One reason: divorce.

A couple might have a church or other commitment ceremony to publicly announce their permanent relationship to family and friends, and this can be a non-legal transaction.

But divorce -- the disposition of estate and custody of children, is inextricably a legal activity. And because divorce is a legal action, the marriage necessarily proceeds it is also a legal activity -- or else a person could escape a negative divorce settlement by simply claiming to have never been truly married in the first place. Or, for that matter, than various causes for divorce (e.g. adultery) are inapplicable because fidelity is a not accepted as a requirement for marriage in the opinion of the divorcee.

Like any good Pavlovian libertarian, I start salivating whenever I hear the word "privatize", but I just don't see how the privatization of marriage is feasible.

But what I would like to see is a Constitutional amendment removing marriage from being subject to the Full Faith and Credit Clause of the U.S. Constitution (Article 4, Section 1) so that individual states can define marriage as they like. This way, states that want gay marriage can have it, and those that don't, won't. And homosexuals who want to get married can move to a state that permits it. States that allow gay marriage can be laboratories of democracy, testing whether or not it has positive, negative, or no consequences for society at large.

HT: Instapundit


The Bass Player's Wife said...

I would like to see the two aspects of marriage (social contract and covenant) wholly removed from each other. Frankly, our current model smacks of clericalism.
Why not have a model not unlike what is used in The Netherlands, where a couple would have a civil ceremony (to satisfy the legal requirements) and then a church ceremony (should they choose). I think it would also protect churches who choose not to marry homosexual couples.

Kenny said...

John - The thing being missed in your analysis is that what creates the legal problems with divorce is that there are already legal aspects to marriage. If there weren't legal aspects to marriage, there wouldn't be legal aspects to divorce. Why? Two items: join assets, and joint custody of children. These sorts of things must be established by contract, and the contract must specify under what circumstances (if any) it can be dissolved and, if it is dissolved, what happens to any property or children. Right now, people can write pre-nuptial agreements, but, by and large, marriage is a one-size-fits-all legal institution.

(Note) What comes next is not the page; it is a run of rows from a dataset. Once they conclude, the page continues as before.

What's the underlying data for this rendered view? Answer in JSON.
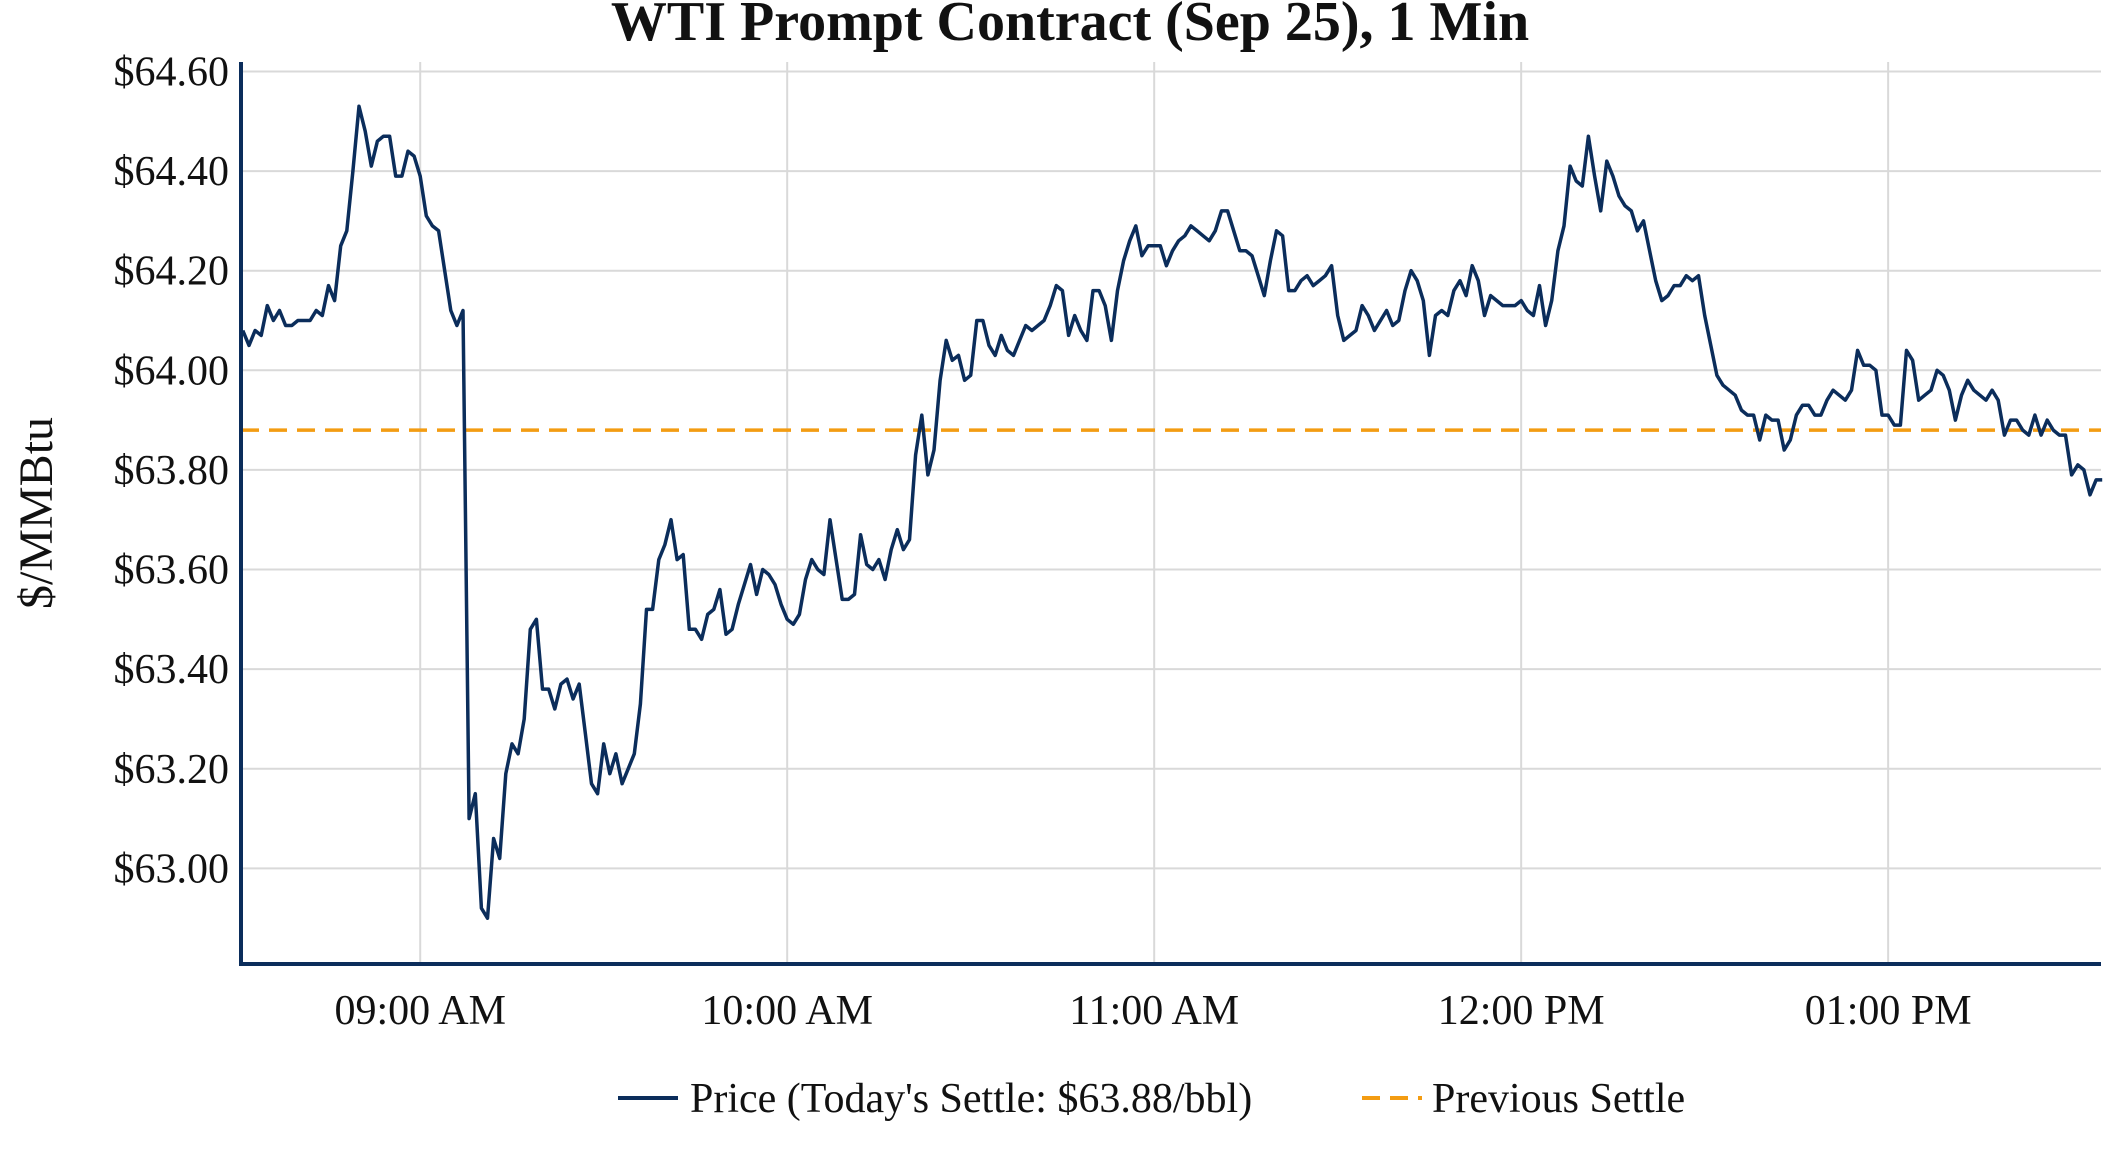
{
  "chart_data": {
    "type": "line",
    "title": "WTI Prompt Contract (Sep 25), 1 Min",
    "ylabel": "$/MMBtu",
    "xlabel": "",
    "ylim": [
      62.808,
      64.619
    ],
    "xlim": [
      "08:31",
      "13:35"
    ],
    "yticks": [
      63.0,
      63.2,
      63.4,
      63.6,
      63.8,
      64.0,
      64.2,
      64.4,
      64.6
    ],
    "ytick_labels": [
      "$63.00",
      "$63.20",
      "$63.40",
      "$63.60",
      "$63.80",
      "$64.00",
      "$64.20",
      "$64.40",
      "$64.60"
    ],
    "xticks": [
      "09:00",
      "10:00",
      "11:00",
      "12:00",
      "13:00"
    ],
    "xtick_labels": [
      "09:00 AM",
      "10:00 AM",
      "11:00 AM",
      "12:00 PM",
      "01:00 PM"
    ],
    "grid": true,
    "legend_position": "bottom",
    "colors": {
      "price": "#0b2d5b",
      "previous_settle": "#f39c12",
      "grid": "#d9d9d9",
      "axis": "#0b2d5b"
    },
    "series": [
      {
        "name": "Price (Today's Settle: $63.88/bbl)",
        "start": "08:31",
        "interval_minutes": 1,
        "values": [
          64.08,
          64.05,
          64.08,
          64.07,
          64.13,
          64.1,
          64.12,
          64.09,
          64.09,
          64.1,
          64.1,
          64.1,
          64.12,
          64.11,
          64.17,
          64.14,
          64.25,
          64.28,
          64.4,
          64.53,
          64.48,
          64.41,
          64.46,
          64.47,
          64.47,
          64.39,
          64.39,
          64.44,
          64.43,
          64.39,
          64.31,
          64.29,
          64.28,
          64.2,
          64.12,
          64.09,
          64.12,
          63.1,
          63.15,
          62.92,
          62.9,
          63.06,
          63.02,
          63.19,
          63.25,
          63.23,
          63.3,
          63.48,
          63.5,
          63.36,
          63.36,
          63.32,
          63.37,
          63.38,
          63.34,
          63.37,
          63.27,
          63.17,
          63.15,
          63.25,
          63.19,
          63.23,
          63.17,
          63.2,
          63.23,
          63.33,
          63.52,
          63.52,
          63.62,
          63.65,
          63.7,
          63.62,
          63.63,
          63.48,
          63.48,
          63.46,
          63.51,
          63.52,
          63.56,
          63.47,
          63.48,
          63.53,
          63.57,
          63.61,
          63.55,
          63.6,
          63.59,
          63.57,
          63.53,
          63.5,
          63.49,
          63.51,
          63.58,
          63.62,
          63.6,
          63.59,
          63.7,
          63.62,
          63.54,
          63.54,
          63.55,
          63.67,
          63.61,
          63.6,
          63.62,
          63.58,
          63.64,
          63.68,
          63.64,
          63.66,
          63.83,
          63.91,
          63.79,
          63.84,
          63.98,
          64.06,
          64.02,
          64.03,
          63.98,
          63.99,
          64.1,
          64.1,
          64.05,
          64.03,
          64.07,
          64.04,
          64.03,
          64.06,
          64.09,
          64.08,
          64.09,
          64.1,
          64.13,
          64.17,
          64.16,
          64.07,
          64.11,
          64.08,
          64.06,
          64.16,
          64.16,
          64.13,
          64.06,
          64.16,
          64.22,
          64.26,
          64.29,
          64.23,
          64.25,
          64.25,
          64.25,
          64.21,
          64.24,
          64.26,
          64.27,
          64.29,
          64.28,
          64.27,
          64.26,
          64.28,
          64.32,
          64.32,
          64.28,
          64.24,
          64.24,
          64.23,
          64.19,
          64.15,
          64.22,
          64.28,
          64.27,
          64.16,
          64.16,
          64.18,
          64.19,
          64.17,
          64.18,
          64.19,
          64.21,
          64.11,
          64.06,
          64.07,
          64.08,
          64.13,
          64.11,
          64.08,
          64.1,
          64.12,
          64.09,
          64.1,
          64.16,
          64.2,
          64.18,
          64.14,
          64.03,
          64.11,
          64.12,
          64.11,
          64.16,
          64.18,
          64.15,
          64.21,
          64.18,
          64.11,
          64.15,
          64.14,
          64.13,
          64.13,
          64.13,
          64.14,
          64.12,
          64.11,
          64.17,
          64.09,
          64.14,
          64.24,
          64.29,
          64.41,
          64.38,
          64.37,
          64.47,
          64.39,
          64.32,
          64.42,
          64.39,
          64.35,
          64.33,
          64.32,
          64.28,
          64.3,
          64.24,
          64.18,
          64.14,
          64.15,
          64.17,
          64.17,
          64.19,
          64.18,
          64.19,
          64.11,
          64.05,
          63.99,
          63.97,
          63.96,
          63.95,
          63.92,
          63.91,
          63.91,
          63.86,
          63.91,
          63.9,
          63.9,
          63.84,
          63.86,
          63.91,
          63.93,
          63.93,
          63.91,
          63.91,
          63.94,
          63.96,
          63.95,
          63.94,
          63.96,
          64.04,
          64.01,
          64.01,
          64.0,
          63.91,
          63.91,
          63.89,
          63.89,
          64.04,
          64.02,
          63.94,
          63.95,
          63.96,
          64.0,
          63.99,
          63.96,
          63.9,
          63.95,
          63.98,
          63.96,
          63.95,
          63.94,
          63.96,
          63.94,
          63.87,
          63.9,
          63.9,
          63.88,
          63.87,
          63.91,
          63.87,
          63.9,
          63.88,
          63.87,
          63.87,
          63.79,
          63.81,
          63.8,
          63.75,
          63.78,
          63.78
        ]
      },
      {
        "name": "Previous Settle",
        "value": 63.88,
        "style": "dashed"
      }
    ]
  }
}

In my particular version of libertarian utopia, civil marriage would be effected by signing a contract. The state might draw up a generic 'secular marriage' contract template, and religious and other groups would be free to draw up their own templates based on their understandings of, e.g., the conditions for permissible divorce, and couples could customize the contracts as they saw fit to establish the terms for their marriage they chose. The state would still have to play arbiter in contractual disputes on a regular basis, but every good libertarian acknowledges that we need the state for that purpose.

John B said...

I know a clergy couple who did exactly what Bass Player's Wife suggests. They went to a Justice of the Peace and were legally married. Then they had a completely separate ceremony at the church were the consecrated their vows before God and their friends.

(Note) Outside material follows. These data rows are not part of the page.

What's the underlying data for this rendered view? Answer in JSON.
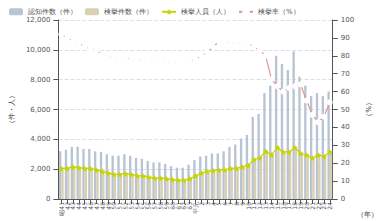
{
  "chart_data": {
    "type": "bar",
    "xlabel": "（年）",
    "ylabel": "（件・人）",
    "y2label": "（%）",
    "categories": [
      "昭41",
      "42",
      "43",
      "44",
      "45",
      "46",
      "47",
      "48",
      "49",
      "50",
      "51",
      "52",
      "53",
      "54",
      "55",
      "56",
      "57",
      "58",
      "59",
      "60",
      "61",
      "62",
      "63",
      "平元",
      "2",
      "3",
      "4",
      "5",
      "6",
      "7",
      "8",
      "9",
      "10",
      "11",
      "12",
      "13",
      "14",
      "15",
      "16",
      "17",
      "18",
      "19",
      "20",
      "21",
      "22",
      "23",
      "24"
    ],
    "series": [
      {
        "name": "認知件数（件）",
        "type": "bar",
        "color": "#b8c4d4",
        "values": [
          3200,
          3300,
          3500,
          3500,
          3350,
          3350,
          3200,
          3150,
          3000,
          2900,
          2900,
          3000,
          2900,
          2750,
          2700,
          2550,
          2450,
          2450,
          2350,
          2200,
          2100,
          2100,
          2300,
          2600,
          2850,
          2900,
          3050,
          3050,
          3200,
          3500,
          3650,
          4050,
          4300,
          5500,
          5700,
          7100,
          7600,
          9600,
          9050,
          8650,
          9900,
          8200,
          7600,
          6900,
          7100,
          6900,
          7200
        ]
      },
      {
        "name": "検挙件数（件）",
        "type": "bar",
        "color": "#d8d0b0",
        "values": [
          2050,
          2050,
          2150,
          2100,
          2050,
          2050,
          1950,
          1850,
          1750,
          1650,
          1650,
          1700,
          1650,
          1550,
          1550,
          1450,
          1400,
          1400,
          1350,
          1300,
          1250,
          1250,
          1350,
          1550,
          1750,
          1850,
          1900,
          1950,
          1950,
          2050,
          2050,
          2150,
          2250,
          2650,
          2750,
          3200,
          2950,
          3450,
          3150,
          3150,
          3450,
          3050,
          2950,
          2750,
          2950,
          2850,
          3150
        ]
      },
      {
        "name": "検挙人員（人）",
        "type": "line",
        "color": "#c8d400",
        "marker": "star",
        "values": [
          2050,
          2050,
          2150,
          2100,
          2050,
          2050,
          1950,
          1850,
          1750,
          1650,
          1650,
          1700,
          1650,
          1550,
          1550,
          1450,
          1400,
          1400,
          1350,
          1300,
          1250,
          1250,
          1350,
          1550,
          1750,
          1850,
          1900,
          1950,
          1950,
          2050,
          2050,
          2150,
          2250,
          2650,
          2750,
          3200,
          2950,
          3450,
          3150,
          3150,
          3450,
          3050,
          2950,
          2750,
          2950,
          2850,
          3150
        ]
      },
      {
        "name": "検挙率（%）",
        "type": "line",
        "color": "#e89090",
        "marker": "circle",
        "axis": "y2",
        "values": [
          92,
          90,
          88,
          87,
          85,
          84,
          83,
          81,
          80,
          79,
          79,
          79,
          78,
          78,
          77,
          77,
          77,
          77,
          77,
          76,
          76,
          76,
          77,
          78,
          80,
          82,
          85,
          88,
          88,
          87,
          87,
          87,
          87,
          85,
          83,
          80,
          67,
          63,
          60,
          62,
          63,
          64,
          55,
          47,
          43,
          46,
          54
        ]
      }
    ],
    "ylim": [
      0,
      12000
    ],
    "yticks": [
      0,
      {
        "value": 2000,
        "label": "2,000"
      },
      {
        "value": 4000,
        "label": "4,000"
      },
      {
        "value": 6000,
        "label": "6,000"
      },
      {
        "value": 8000,
        "label": "8,000"
      },
      {
        "value": 10000,
        "label": "10,000"
      },
      {
        "value": 12000,
        "label": "12,000"
      }
    ],
    "y2lim": [
      0,
      100
    ],
    "y2ticks": [
      0,
      10,
      20,
      30,
      40,
      50,
      60,
      70,
      80,
      90,
      100
    ],
    "grid": true,
    "legend": "upper left"
  }
}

I always have couples sign their marriage licence at the rehearsal. That way the religious & the legal are separated. One of the things I hate about the way we do weddings is that I forced to be an agent of the state. I'm only concerned about being an agent of the Kingdom of God. So I'm all in favor of two ceremonies.

John said...

Yeah, I guess that we could have that Kenny. But I wouldn't like for myself for marriage to be reduced to only a prenuptual agreement.

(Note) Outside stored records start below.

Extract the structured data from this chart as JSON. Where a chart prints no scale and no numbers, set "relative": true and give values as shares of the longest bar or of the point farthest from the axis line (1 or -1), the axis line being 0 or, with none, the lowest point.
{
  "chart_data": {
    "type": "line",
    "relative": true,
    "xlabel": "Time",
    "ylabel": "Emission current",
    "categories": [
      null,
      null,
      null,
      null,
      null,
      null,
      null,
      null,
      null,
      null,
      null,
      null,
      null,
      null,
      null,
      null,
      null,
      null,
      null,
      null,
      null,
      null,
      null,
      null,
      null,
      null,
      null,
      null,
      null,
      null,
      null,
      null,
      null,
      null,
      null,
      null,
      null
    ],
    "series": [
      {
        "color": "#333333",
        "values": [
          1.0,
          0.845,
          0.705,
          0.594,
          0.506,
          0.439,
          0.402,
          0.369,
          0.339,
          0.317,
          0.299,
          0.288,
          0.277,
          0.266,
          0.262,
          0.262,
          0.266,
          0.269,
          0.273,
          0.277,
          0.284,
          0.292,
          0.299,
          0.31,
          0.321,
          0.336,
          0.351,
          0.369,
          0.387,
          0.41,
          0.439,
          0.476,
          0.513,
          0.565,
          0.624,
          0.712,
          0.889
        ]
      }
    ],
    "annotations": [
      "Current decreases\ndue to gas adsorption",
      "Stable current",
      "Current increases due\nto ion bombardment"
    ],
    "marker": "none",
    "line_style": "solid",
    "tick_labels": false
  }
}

Of course, the notion that one should marry for love is fairly new in human history, so a purely contractual arrangement would not be entirely alien to the human experience.

Kenny said...

Well, we wouldn't be reducing marriage. We'd just be reducing civil marriage, and the only difference between civil marriage now and in my picture is really that right now it's 'one size fits all', and it isn't neatly separated from religious marriage. But it's not like civil marriage, as such, is really any more than a contract.